Taufiek Bawazier menyatakan, usia baterai listrik bisa mencapai 10-15 tahun. Artinya, sepuluh tahun ke depan perlu dipersiapkan fasilitas recycling (daur ulang) untuk memperoleh nilai tambah baru baik berupa material di dalamnya seperti lithium, nikel, cobalt, mangan dan copper.
Selain itu, menurut Taufiek, penguasaan teknologi recycling perlu dipikirkan dari sekarang seperti hydrometalurgi dan juga penggunaan teknologi AI dan robotik termasuk skill baru dalam pemrosesan baterai listrik.
Baterai listrik terdiri dari cell, modul dan pack yang masing masing diikat kuat oleh perekat yang membutuhkan keahlian khusus mengingat prasarat safety dan treatment baterai listrik berbeda dengan treatment baterai non-lithium.
“Setiap cell atau modul, dan pack berbeda bentuk, ada yang silinder atau prismatik. Semuanya berbeda tipe di setiap mobil listrik,” tuturnya.
Dengan demikian mengingat kompleksitas proses daur ulang baterai listrik, diperlukan penggunaan teknologi modern dalam proses tersebut.
“AI dan robotik menjadi diperlukan untuk mengurangi kesalahan dalam proses daur ulang sehingga potensi kecelakaan menjadi berkurang,” ujarnya.
Selain itu, menurut Taufiek, proses daur ulang dapat meningkatkan pemanfaatan material, baik lithium dan mangan yang berupa carbonat dan nikel serta cobalt berupa sulfat yang dapat diperoleh dengan maksimal sehingga proses circular ekonominya mencapai titik optimal.

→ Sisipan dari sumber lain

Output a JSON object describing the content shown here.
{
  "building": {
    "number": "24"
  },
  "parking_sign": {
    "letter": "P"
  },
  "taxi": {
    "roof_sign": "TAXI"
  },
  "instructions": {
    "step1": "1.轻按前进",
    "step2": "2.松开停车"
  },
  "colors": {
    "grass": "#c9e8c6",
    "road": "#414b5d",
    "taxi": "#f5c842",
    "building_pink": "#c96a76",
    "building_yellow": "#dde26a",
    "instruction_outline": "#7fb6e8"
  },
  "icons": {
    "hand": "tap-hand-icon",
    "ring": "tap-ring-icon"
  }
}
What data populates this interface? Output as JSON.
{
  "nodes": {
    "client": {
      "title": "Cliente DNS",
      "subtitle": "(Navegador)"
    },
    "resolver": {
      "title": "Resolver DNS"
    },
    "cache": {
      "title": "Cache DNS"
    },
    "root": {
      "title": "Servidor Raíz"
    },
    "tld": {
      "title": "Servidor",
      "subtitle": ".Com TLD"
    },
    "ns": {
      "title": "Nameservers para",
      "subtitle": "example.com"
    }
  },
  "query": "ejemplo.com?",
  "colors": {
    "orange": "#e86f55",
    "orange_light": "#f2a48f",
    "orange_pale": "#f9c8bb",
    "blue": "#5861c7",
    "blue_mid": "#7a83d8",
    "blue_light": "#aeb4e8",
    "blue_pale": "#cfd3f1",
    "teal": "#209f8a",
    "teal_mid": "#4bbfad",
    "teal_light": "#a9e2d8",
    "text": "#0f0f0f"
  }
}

“Namun demikian, yang terpenting adalah mobil listrik dan baterai listrik dapat diproduksi di dalam negeri. Investasi ke arah sana tentunya dipersiapkan untuk membuka tenaga kerja dengan skill yang baru dan meningkatkan hilirisasi sumber daya alam nasional berupa nikel, cobalt, maupun mangan,” tegasnya. (AT Network)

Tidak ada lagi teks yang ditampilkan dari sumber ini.